Abstract

Warfare and manoeuvre could be considered as two sides of the same coin. Any writings on a campaign, a battle, or any military engagement will analyse the manoeuvre capabilities of the opposing armies. An army unable to manoeuvre is soon condemned to defeat. That is why this collection of essays edited by Christian Malis, widely respected in France for his works on French strategy and strategists of the last fifty years, explores not only how manoeuvre influences the face of battle, but how manoeuvre – at every level – determines victory or defeat.
The task is very ambitious – in the first place, by bringing together both historians and practitioners (military officers) in order to study the relations between two concepts widely used but scarcely defined. In his introduction Malis begins with a survey of how, in the past decades, the art of war stagnated. A specialist on the theory of nuclear supremacy, he argues that the once dominant western way of war has entered a severe crisis. The rediscovery of small wars and asymmetric warfare therefore demands renewed thought: thus, anyone interested in this field of studies should ‘think out of the box’.
The case studies are gathered in three parts, preceded by a general and theoretical introduction by Lieutenant General Michel Yakovleff, well known in French military circles for his book, ‘Tactique théorique’. In this text Yakovleff suggests that the very word ‘manoeuvre’ is an encompassing concept and introduces what he calls the synchronization of all levels, beginning with anticipation at the strategic level and getting down to the tactical level with the ‘concept de manoeuvre’ (p. 21). For him, the dialectics between warfare and manoeuvre are based on time and rhythm, and victory depends not only on the correlation of forces but also on the ability to switch and adapt to the changing character of war. The
first part thus confronts historical and national concepts of manoeuvre on a large timescale (the German, Israeli, Chinese, and American cases). Corentin Brustlein’s essay on the German military model and the Prussian inheritance links it with other cultures of warfare and is of particular interest. It can furthermore be linked with Pierre Razoux’s analysis of the IDF and with Etienne de Durand’s analysis of US doctrinal renaissance in the late 1970s and throughout the 1980s. In this text de Durand points out the weakness of the American model which, according to him, lies in the constant and hopeless quest for a decisive battle (p. 86). As de Durand correctly asserts, this major flaw is old fashioned, and should be considered as no more than a historical object (p. 87).

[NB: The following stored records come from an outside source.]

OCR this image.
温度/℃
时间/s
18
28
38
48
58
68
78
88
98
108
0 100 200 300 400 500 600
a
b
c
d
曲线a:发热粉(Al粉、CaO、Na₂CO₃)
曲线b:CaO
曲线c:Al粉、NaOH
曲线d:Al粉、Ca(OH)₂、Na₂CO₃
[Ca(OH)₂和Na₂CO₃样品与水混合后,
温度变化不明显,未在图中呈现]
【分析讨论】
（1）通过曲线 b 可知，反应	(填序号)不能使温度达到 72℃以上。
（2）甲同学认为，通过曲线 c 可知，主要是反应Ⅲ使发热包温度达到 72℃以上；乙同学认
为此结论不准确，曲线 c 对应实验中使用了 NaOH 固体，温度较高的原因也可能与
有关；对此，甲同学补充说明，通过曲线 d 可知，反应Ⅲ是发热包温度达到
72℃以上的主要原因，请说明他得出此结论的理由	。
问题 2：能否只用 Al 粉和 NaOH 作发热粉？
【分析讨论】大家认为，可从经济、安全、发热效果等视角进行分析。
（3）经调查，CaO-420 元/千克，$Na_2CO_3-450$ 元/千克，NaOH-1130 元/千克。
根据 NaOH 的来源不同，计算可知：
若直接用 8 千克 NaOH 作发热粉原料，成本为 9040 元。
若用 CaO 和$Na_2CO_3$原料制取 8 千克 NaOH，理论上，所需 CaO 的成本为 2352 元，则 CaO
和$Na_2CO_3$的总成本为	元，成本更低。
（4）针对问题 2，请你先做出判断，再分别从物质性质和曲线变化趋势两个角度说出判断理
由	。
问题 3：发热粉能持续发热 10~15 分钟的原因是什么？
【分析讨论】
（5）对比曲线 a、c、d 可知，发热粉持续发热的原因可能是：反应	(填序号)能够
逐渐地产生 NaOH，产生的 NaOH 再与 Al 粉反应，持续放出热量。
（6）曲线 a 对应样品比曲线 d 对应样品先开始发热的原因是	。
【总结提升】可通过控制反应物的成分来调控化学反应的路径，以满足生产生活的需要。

Thus, how can the French model propose something new? The second part of the book deals with the French way of war, tracking down the roots of a ‘French manoeuvre theory’. According to Thierry Widemann, these roots are to be found in the eighteenth century, when manoeuvre was rehabilitated not only on the battlefield, but also on doctrinal and philosophical levels. This is particularly obvious in the Napoleonic model and more surprisingly with the tactical innovations that the French army would propose in the last year of the First World War – as Colonel Goya points out.
The main weakness of this book lies in the third section, which attempts to put manoeuvre warfare in perspective. Here manoeuvre is no longer envisioned in terms of doctrine or cultural strategic backgrounds, but in terms of geographic issues (air power and manoeuvre, naval warfare and manoeuvre, etc.). These last texts are too short to cope with the ‘out of the box’ perspective envisioned in Malis’s project and can hardly propose new strategies and new ways of thinking for future warfare.
With a project this vast, some readers may be disappointed. Non-academics looking for a short but precise synthesis of the evolution of warfare in certain national armies will be pleased with the first and second parts of the book. On the other hand, the last part might be too ambitious to answer questions which would require at least another book to study correctly.